La colocalisation en microscopie fait référence à différentes méthodes d’analyse de données pour caractériser le degré de chevauchement entre deux canaux dans une image (conventionnellement appelés canaux R et G, ou canaux rouge et vert, indépendamment de la Longueur d’onde qu’ils ont effectivement enregistrée). Une application typique en microscopie à fluorescence consiste à étudier la présence de deux cibles marquées dans la même région d’une cellule.
Pour une introduction accessible, voir Coefficients de colocalisation et Notions de base sur la colocalisation.
N’oubliez pas que le flou et le bruit affectent la colocalisation.
Voir Analyseur de colocalisation et Théorie de la colocalisation pour plus de détails.

Colocalisation d’objets

Notez que l’Analyseur d’objets du logiciel Huygens fournit également des mesures de colocalisation au niveau de l’objet. L’analyseur de colocalisation travaille plutôt au niveau de l’image entière, malgré le fait que certaines statistiques locales des régions de colocalisation peuvent être facilement récupérées.
Les deux analyseurs fonctionnent, en ce sens, de manière complémentaire.
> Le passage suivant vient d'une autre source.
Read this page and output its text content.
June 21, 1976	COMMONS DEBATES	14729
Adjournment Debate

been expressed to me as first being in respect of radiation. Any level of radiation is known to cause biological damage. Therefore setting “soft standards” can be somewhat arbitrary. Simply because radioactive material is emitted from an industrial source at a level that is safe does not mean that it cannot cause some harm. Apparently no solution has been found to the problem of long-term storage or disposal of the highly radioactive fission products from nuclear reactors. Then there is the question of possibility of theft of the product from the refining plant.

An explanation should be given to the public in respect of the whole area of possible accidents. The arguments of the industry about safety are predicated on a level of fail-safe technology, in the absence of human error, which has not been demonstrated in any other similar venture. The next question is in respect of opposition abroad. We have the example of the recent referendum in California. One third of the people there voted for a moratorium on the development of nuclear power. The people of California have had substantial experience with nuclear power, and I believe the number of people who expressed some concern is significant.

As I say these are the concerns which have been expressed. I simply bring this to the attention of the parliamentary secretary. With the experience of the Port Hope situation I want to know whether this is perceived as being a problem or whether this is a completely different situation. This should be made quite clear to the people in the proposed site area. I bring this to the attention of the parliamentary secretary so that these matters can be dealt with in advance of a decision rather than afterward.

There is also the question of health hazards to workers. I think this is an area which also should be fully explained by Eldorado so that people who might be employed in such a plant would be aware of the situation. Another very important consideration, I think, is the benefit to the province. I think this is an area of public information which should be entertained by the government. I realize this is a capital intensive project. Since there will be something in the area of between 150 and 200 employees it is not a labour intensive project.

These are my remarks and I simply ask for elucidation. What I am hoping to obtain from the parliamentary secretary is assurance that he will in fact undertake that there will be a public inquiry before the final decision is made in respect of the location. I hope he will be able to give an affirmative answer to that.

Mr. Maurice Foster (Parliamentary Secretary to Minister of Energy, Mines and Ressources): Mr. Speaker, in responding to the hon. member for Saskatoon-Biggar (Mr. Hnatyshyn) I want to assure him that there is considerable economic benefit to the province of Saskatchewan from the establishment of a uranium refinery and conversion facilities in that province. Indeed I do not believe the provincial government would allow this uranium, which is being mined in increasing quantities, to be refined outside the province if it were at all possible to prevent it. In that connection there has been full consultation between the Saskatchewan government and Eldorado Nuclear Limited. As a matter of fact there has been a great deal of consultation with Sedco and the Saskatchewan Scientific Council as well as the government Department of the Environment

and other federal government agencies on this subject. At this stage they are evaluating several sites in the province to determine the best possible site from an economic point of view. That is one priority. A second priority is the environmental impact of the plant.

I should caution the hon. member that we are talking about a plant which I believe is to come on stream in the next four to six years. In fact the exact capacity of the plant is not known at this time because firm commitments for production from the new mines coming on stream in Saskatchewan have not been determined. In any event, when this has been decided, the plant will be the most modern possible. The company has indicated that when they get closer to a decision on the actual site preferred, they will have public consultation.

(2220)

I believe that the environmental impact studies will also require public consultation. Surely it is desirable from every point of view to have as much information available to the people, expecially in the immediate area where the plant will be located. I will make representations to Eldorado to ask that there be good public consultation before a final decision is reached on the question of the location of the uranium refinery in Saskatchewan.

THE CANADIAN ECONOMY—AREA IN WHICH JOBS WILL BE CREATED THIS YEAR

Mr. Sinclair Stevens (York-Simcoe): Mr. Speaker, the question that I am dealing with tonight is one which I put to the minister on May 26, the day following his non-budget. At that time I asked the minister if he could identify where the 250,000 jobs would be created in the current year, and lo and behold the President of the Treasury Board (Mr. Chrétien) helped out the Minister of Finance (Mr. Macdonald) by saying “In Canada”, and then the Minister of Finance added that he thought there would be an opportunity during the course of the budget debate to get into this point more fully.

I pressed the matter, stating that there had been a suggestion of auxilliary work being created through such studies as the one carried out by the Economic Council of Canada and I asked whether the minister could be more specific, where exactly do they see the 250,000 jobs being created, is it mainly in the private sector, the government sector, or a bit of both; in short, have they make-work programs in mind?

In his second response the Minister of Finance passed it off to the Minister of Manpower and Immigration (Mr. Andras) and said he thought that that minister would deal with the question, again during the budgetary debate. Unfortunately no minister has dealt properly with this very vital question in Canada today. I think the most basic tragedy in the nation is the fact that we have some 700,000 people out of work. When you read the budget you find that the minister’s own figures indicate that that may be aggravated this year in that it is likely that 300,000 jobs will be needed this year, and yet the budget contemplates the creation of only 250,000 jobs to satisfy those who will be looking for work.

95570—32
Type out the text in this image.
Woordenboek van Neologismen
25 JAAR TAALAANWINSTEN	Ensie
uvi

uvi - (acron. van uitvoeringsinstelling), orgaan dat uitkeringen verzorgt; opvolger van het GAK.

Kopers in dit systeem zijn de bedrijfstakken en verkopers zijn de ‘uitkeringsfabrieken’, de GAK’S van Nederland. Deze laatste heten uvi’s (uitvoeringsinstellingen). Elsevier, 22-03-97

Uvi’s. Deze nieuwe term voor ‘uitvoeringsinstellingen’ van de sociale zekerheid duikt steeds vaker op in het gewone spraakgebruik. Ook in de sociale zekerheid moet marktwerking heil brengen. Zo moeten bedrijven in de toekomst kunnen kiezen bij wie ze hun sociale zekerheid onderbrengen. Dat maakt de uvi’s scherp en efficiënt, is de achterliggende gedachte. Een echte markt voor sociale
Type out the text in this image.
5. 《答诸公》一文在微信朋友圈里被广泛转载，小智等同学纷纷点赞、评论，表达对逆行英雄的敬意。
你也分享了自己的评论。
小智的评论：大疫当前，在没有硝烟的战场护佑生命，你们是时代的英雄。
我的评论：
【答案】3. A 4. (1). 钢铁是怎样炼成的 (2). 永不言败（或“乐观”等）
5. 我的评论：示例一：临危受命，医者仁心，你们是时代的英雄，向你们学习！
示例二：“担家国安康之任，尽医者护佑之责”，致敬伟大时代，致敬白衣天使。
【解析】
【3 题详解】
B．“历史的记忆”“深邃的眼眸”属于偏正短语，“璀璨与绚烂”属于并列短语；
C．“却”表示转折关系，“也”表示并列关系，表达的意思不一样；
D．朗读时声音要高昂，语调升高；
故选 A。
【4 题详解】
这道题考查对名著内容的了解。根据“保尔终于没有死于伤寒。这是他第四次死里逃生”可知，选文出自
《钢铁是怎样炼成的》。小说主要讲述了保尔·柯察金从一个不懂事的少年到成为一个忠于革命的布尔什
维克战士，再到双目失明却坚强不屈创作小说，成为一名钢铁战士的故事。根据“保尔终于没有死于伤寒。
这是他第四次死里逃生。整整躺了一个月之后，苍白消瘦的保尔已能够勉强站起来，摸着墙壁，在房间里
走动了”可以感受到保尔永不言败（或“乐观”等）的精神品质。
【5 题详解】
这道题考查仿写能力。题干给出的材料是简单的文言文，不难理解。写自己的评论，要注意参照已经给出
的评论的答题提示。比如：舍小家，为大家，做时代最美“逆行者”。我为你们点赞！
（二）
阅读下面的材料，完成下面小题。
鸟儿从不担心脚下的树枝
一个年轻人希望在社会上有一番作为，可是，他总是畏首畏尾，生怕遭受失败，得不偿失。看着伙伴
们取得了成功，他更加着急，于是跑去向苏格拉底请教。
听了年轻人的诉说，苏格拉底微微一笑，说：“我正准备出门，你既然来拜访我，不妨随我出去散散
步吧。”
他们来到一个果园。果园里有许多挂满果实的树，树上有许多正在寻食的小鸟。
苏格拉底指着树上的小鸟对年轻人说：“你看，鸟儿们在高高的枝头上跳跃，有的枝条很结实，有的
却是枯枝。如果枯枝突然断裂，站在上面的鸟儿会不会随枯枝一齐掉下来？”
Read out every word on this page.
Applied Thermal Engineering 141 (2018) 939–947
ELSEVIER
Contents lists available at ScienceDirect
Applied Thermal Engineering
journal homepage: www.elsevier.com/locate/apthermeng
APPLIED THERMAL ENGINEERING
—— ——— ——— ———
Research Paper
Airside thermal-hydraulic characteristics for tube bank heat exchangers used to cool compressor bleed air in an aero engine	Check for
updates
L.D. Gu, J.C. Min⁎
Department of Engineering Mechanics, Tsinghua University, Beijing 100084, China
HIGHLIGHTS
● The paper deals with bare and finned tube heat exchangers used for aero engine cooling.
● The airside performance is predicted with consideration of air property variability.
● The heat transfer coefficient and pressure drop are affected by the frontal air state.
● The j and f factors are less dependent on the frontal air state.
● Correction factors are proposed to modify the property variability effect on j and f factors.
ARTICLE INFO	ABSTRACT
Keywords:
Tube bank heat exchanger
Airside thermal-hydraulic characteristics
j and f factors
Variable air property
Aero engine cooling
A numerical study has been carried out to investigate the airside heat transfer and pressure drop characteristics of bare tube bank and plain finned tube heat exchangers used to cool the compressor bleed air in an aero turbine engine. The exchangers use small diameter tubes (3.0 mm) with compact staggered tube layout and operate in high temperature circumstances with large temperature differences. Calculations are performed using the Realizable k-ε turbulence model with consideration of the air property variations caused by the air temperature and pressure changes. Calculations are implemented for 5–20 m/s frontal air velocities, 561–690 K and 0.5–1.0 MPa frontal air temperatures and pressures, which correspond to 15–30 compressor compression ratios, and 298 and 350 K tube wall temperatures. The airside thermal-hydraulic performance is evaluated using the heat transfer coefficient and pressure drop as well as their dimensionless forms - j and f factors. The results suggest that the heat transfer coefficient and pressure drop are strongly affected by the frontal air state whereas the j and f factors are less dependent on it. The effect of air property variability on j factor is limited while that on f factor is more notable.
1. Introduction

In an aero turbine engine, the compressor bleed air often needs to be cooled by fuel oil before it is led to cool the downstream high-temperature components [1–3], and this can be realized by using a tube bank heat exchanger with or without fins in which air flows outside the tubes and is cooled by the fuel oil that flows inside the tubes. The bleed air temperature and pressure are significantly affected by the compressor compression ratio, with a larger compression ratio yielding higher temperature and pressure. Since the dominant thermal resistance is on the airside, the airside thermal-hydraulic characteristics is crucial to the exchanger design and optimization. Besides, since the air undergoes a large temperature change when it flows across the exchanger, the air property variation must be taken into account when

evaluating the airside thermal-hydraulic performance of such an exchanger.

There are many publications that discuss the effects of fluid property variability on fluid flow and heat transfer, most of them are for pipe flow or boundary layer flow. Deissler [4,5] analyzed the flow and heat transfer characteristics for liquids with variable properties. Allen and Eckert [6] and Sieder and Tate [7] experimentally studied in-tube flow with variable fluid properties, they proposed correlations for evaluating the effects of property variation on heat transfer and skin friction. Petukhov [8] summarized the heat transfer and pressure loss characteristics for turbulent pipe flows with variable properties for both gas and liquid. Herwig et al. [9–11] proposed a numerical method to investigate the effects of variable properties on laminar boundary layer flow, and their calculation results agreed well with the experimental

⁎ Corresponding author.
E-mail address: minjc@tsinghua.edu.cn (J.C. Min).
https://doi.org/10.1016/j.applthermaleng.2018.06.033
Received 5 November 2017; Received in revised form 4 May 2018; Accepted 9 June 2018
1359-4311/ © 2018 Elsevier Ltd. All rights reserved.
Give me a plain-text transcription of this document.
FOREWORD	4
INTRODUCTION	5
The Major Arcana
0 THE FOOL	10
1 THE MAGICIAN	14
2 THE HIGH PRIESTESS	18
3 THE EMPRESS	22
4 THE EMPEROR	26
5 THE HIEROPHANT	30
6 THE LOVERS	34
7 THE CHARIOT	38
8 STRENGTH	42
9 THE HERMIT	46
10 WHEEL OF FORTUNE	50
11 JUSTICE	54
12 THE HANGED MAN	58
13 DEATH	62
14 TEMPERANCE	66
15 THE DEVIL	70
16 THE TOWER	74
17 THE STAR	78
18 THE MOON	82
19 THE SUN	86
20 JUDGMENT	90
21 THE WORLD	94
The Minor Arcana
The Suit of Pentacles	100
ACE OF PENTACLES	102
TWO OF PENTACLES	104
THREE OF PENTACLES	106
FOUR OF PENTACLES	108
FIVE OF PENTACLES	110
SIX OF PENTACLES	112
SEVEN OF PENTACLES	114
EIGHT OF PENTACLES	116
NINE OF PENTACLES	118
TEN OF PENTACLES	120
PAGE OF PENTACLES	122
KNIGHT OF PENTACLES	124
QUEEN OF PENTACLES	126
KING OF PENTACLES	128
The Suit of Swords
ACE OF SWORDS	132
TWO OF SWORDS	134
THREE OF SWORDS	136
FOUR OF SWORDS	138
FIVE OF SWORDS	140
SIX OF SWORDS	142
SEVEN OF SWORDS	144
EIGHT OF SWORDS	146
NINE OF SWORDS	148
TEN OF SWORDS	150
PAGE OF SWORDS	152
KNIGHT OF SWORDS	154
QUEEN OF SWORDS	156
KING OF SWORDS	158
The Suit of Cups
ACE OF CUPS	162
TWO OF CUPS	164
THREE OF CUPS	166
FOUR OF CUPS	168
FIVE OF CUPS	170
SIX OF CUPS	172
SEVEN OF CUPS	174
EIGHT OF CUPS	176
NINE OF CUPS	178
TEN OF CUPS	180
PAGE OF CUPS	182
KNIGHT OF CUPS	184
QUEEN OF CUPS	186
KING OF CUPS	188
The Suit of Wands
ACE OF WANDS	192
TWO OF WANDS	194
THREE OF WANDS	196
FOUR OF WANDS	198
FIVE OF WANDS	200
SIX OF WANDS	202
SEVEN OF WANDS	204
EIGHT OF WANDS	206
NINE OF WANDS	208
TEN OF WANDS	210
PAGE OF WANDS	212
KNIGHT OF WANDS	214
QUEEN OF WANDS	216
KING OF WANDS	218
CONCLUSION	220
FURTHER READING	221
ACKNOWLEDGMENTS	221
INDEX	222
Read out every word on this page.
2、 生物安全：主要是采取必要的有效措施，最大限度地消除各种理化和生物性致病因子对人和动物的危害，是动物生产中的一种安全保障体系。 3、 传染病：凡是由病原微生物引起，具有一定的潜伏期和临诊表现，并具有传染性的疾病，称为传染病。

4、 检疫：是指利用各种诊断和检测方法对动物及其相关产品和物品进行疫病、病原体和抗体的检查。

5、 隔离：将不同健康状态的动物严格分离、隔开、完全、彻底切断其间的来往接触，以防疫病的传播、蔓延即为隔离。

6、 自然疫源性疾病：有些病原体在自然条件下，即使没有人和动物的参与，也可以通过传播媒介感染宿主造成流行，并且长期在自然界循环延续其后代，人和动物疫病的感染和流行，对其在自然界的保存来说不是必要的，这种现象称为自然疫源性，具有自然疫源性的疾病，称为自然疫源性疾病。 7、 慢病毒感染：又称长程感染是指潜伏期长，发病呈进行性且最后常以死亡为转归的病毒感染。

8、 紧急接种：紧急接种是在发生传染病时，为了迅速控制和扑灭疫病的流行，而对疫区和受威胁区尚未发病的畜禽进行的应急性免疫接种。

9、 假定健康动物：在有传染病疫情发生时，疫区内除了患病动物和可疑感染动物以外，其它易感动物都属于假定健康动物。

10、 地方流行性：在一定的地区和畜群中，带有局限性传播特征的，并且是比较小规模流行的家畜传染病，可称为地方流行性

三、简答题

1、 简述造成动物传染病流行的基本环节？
• L’analyseur d’objets vous permet de définir des objets (voir Segmentation d’objets) et de voir dans quelle mesure ils se chevauchent, en volume ou en intensité. Les objets ainsi définis peuvent se chevaucher avec d’autres objets, ou non. Vous pouvez filtrer les objets qui ne se colocalisent pas du tout.
• L’analyseur de colocalisation explore l’ensemble de l’image pour rechercher des régions de colocalisation sur la base des coefficients de colocalisation habituels. Ces régions sont ensuite segmentées et traitées comme des objets à analyser. Ces objets sont donc toujours des volumes d’intersection.